Mr. Harry Brierly drew his pay as an engineer while he was living at the
City Hotel in Hawkeye. Mr. Thompson had been kind enough to say that it
didn't make any difference whether he was with the corps or not; and
although Harry protested to the Colonel daily and to Washington Hawkins
that he must go back at once to the line and superintend the lay-out with
reference to his contract, yet he did not go, but wrote instead long
letters to Philip, instructing him to keep his eye out, and to let him
know when any difficulty occurred that required his presence.
Meantime Harry blossomed out in the society of Hawkeye, as he did in any
society where fortune cast him and he had the slightest opportunity to
expand.
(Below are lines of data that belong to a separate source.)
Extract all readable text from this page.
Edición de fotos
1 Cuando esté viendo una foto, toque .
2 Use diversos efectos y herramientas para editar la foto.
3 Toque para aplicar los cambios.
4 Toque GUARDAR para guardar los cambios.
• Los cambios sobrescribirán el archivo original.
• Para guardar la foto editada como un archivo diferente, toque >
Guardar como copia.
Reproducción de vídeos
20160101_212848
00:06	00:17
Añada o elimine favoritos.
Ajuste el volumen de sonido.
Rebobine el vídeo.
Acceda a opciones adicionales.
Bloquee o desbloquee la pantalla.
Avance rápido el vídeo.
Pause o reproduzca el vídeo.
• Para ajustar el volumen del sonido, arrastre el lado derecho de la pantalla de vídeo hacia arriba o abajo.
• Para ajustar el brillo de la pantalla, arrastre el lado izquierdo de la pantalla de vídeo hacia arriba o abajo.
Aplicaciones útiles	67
Indeed the talents of a rich and accomplished young fellow like
Harry were not likely to go unappreciated in such a place. A land
operator, engaged in vast speculations, a favorite in the select circles
of New York, in correspondence with brokers and bankers, intimate with
public men at Washington, one who could play the guitar and touch the
banjo lightly, and who had an eye for a pretty girl, and knew the
language of flattery, was welcome everywhere in Hawkeye.